Rupture simulation for an M7 Hayward fault event showing strong ground motions using SW4 (left) and resulting time synched evolution of building damage for a representative 12 story concrete building through coupling to OPENSEES and NEVADA (right). Hotter colors indicate larger ground motion and major building damage, respectively. Note the complex distribution of building damage.

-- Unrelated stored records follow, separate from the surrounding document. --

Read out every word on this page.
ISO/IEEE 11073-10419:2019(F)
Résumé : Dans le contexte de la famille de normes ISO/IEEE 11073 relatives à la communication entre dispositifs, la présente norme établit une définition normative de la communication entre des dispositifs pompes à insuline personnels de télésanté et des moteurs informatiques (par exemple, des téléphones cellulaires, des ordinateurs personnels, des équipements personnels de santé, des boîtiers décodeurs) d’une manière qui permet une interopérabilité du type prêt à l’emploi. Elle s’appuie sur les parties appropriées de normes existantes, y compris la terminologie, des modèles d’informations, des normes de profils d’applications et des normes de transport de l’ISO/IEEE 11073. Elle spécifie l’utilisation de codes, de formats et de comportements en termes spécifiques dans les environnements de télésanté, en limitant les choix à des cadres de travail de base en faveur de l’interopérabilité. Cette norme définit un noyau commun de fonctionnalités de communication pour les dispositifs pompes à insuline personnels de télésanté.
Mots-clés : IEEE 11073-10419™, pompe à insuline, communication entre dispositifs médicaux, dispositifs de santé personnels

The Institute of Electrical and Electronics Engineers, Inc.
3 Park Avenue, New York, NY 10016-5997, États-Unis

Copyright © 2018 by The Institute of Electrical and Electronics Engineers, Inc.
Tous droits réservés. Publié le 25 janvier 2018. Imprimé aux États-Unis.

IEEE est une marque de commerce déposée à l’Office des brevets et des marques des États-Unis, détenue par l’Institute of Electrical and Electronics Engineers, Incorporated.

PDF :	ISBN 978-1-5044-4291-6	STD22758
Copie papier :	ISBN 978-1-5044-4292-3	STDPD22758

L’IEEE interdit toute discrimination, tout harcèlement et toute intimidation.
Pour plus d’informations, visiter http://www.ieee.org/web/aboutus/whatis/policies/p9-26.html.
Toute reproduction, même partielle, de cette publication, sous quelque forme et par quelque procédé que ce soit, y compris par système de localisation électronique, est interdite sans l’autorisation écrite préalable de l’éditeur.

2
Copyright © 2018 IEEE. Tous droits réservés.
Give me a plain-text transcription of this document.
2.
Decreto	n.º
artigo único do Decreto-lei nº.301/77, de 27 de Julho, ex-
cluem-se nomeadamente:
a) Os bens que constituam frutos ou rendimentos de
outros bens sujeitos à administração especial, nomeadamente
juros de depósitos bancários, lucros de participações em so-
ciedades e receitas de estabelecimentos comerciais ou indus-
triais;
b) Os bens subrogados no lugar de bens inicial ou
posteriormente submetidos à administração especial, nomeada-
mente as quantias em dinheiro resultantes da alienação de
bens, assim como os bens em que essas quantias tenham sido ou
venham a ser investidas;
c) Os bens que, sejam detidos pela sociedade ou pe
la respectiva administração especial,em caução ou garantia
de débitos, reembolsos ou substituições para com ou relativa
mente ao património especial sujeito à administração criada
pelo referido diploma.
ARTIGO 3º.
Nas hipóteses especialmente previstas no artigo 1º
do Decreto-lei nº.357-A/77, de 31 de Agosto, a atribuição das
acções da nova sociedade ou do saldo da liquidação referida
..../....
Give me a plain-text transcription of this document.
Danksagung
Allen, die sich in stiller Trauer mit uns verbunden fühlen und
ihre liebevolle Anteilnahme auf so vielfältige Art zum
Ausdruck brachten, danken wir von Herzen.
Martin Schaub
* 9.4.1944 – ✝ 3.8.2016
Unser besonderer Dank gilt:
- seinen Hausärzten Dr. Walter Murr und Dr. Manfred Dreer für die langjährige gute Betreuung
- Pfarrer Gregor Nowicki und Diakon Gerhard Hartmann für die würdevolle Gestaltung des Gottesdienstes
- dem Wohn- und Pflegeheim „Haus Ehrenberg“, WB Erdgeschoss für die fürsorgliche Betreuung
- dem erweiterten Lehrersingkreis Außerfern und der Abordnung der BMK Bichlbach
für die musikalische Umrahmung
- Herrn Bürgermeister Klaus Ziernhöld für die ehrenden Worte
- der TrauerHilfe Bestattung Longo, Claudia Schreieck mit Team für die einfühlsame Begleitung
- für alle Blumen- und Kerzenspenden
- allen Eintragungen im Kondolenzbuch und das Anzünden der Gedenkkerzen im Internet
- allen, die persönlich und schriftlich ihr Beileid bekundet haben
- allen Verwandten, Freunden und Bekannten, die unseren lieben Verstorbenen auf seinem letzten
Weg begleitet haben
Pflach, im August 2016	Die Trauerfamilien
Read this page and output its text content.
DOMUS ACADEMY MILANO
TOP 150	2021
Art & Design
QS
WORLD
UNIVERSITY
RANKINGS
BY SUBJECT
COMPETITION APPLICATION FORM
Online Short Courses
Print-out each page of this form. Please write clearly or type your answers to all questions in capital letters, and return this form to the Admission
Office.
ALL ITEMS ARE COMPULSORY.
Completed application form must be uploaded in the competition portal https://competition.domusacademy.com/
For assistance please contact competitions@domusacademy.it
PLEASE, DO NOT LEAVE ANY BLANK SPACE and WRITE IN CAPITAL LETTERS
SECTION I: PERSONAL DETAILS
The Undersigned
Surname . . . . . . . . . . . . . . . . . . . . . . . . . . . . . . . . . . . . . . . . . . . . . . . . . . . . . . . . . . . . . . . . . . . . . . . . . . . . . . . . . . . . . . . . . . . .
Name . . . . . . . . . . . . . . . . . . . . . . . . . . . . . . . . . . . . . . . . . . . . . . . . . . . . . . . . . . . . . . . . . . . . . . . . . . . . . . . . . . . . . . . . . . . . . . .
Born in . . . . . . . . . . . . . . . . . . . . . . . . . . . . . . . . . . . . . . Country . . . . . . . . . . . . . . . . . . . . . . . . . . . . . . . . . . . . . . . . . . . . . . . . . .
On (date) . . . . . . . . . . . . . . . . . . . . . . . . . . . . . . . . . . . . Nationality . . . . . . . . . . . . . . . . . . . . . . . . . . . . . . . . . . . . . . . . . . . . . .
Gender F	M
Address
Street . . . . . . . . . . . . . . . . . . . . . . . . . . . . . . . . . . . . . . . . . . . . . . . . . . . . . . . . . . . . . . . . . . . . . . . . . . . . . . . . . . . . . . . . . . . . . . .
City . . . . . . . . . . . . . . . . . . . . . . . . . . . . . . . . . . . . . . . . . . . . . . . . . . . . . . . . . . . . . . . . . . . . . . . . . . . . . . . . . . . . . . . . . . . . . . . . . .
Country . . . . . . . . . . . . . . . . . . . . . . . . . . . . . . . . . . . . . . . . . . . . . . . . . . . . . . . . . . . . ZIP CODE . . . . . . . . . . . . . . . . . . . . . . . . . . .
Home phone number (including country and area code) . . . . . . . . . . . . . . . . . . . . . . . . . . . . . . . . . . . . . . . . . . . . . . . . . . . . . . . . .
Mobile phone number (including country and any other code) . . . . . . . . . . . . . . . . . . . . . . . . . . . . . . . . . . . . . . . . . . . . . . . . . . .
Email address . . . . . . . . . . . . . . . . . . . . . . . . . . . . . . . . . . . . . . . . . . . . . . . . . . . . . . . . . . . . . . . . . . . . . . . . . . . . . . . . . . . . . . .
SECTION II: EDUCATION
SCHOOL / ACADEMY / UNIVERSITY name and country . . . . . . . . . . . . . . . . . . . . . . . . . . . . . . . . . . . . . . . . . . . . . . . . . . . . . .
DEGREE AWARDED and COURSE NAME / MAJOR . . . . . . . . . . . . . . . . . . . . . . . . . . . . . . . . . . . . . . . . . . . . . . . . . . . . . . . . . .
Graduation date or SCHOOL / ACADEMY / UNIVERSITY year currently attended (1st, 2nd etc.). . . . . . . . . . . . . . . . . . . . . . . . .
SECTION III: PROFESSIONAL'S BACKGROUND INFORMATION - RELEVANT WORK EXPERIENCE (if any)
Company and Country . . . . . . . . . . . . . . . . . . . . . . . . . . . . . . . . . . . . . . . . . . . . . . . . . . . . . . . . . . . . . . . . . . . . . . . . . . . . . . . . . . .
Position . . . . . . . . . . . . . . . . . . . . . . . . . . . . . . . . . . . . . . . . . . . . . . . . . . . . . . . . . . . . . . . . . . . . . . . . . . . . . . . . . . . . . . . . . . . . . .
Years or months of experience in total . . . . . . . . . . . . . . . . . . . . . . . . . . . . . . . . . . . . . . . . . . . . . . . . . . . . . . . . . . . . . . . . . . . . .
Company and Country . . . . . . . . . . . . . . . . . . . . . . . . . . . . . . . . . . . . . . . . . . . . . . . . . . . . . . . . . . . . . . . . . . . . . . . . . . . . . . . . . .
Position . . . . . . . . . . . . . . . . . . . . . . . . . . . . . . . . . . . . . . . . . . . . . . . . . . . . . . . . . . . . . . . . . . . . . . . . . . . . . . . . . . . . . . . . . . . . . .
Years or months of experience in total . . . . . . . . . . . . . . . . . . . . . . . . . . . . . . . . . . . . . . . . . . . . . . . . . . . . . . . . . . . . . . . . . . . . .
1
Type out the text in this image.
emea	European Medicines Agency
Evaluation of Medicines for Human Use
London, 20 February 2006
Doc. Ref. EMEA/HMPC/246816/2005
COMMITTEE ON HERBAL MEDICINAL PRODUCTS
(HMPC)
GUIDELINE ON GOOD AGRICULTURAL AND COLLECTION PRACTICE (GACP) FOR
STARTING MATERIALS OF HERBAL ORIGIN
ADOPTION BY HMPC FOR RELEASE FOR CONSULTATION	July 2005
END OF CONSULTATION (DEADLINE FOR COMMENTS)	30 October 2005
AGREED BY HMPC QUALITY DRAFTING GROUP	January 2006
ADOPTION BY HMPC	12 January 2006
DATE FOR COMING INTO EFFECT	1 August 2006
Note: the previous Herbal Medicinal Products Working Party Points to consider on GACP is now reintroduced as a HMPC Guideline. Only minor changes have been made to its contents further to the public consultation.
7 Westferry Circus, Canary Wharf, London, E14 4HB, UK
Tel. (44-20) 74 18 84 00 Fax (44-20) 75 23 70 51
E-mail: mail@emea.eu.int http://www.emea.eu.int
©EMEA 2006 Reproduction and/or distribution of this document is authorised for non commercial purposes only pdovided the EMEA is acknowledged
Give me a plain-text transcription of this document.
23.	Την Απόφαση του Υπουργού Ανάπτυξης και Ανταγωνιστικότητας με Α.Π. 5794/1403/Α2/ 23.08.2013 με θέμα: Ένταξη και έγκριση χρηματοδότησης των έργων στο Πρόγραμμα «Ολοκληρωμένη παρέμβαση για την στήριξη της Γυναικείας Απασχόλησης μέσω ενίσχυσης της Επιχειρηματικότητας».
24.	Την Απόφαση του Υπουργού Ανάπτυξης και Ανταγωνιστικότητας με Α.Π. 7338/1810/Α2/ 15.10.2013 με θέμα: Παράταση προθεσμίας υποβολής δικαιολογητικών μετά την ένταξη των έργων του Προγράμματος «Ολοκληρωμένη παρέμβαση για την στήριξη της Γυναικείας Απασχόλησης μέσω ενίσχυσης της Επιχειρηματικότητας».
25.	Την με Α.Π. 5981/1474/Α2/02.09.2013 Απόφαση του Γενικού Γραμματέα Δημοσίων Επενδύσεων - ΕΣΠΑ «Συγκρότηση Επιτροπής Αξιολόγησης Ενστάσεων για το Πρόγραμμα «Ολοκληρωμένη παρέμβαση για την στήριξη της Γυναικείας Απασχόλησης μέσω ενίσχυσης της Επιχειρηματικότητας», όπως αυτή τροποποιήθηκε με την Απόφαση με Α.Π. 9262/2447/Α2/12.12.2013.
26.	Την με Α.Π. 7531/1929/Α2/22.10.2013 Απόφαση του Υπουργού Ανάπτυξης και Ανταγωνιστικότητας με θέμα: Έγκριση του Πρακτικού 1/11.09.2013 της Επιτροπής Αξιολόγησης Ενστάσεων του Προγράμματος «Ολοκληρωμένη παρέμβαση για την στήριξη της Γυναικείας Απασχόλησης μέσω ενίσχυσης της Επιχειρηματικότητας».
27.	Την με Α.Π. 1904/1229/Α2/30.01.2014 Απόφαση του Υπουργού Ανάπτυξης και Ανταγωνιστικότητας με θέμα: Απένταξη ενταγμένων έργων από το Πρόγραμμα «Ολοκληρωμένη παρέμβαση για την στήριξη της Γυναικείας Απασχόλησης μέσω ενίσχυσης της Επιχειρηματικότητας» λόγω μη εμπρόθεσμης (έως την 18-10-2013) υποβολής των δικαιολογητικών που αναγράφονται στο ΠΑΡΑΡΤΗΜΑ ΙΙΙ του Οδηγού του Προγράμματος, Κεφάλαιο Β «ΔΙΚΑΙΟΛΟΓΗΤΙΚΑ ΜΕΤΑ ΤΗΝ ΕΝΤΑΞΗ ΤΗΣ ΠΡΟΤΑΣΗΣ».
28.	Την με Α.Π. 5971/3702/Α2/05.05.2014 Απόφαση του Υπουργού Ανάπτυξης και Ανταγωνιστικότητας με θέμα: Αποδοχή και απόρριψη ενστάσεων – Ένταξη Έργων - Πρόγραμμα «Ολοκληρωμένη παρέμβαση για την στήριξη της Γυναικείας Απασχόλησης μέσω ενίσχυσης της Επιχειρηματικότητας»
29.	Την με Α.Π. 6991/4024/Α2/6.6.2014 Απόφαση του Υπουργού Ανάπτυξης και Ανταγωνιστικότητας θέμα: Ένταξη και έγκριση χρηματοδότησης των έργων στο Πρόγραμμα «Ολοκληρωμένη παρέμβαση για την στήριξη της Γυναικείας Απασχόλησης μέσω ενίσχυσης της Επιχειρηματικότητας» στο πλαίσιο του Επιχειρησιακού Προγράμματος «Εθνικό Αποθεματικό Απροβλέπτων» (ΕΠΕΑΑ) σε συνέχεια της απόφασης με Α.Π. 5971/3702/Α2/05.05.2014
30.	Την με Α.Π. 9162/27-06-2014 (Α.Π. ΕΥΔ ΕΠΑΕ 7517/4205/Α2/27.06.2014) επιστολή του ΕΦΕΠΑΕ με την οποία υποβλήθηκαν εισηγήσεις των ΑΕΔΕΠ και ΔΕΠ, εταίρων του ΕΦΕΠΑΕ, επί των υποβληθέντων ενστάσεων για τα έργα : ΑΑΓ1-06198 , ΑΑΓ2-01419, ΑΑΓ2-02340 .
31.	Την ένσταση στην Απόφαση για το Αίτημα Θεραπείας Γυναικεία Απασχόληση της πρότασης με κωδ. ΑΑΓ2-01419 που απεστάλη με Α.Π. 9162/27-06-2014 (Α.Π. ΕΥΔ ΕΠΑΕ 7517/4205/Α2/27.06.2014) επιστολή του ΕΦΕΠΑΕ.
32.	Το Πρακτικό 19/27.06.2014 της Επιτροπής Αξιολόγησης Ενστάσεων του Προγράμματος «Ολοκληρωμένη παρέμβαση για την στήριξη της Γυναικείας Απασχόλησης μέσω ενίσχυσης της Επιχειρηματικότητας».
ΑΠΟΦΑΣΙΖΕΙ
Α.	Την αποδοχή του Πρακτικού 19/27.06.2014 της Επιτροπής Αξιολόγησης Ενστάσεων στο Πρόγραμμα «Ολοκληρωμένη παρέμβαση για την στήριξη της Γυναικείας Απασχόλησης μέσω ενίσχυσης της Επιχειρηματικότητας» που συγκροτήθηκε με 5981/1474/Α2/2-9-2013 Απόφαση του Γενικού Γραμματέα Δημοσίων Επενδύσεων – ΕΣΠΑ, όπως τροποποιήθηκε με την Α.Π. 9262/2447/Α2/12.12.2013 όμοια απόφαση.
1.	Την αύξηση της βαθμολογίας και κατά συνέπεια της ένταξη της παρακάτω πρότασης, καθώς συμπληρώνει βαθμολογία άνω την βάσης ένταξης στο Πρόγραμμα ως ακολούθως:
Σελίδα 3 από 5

EQSIM: Coupled End-to-End Earthquake Hazard and Risk Simulations
Contributed by David McCallen, University of Nevada, Reno and Lawrence Berkeley National Laboratory
Over the past five years an integrated, multidisciplinary team from Lawrence Berkeley National Laboratory and Lawrence Livermore National Laboratory have developed the EarthQuake SIMulation (EQSIM) framework for fault-to-structure, regional-scale earthquake simulations under the U.S. DOE Exascale Computing Project. The EQSIM application development project is focused on creating an unprecedented computational tool set and workflow for earthquake hazard and risk assessment. Starting with a set of existing codes - SW4 (the fourth-order, 3D seismic wave propagation model developed at LLNL), NEVADA (a nonlinear, finite displacement program for building earthquake response), and OPENSEES (a nonlinear finite-element program for coupled soil-structure interaction) - EQSIM has created an end-to-end capability to simulate from the initiation of fault rupture to site-specific ground motions and ultimately to infrastructure response. EQSIM’s ultimate goal is to remove computational limitations as a barrier to simulation-based scientific exploration, understanding earthquake phenomenology, and practical earthquake hazard and risk assessments.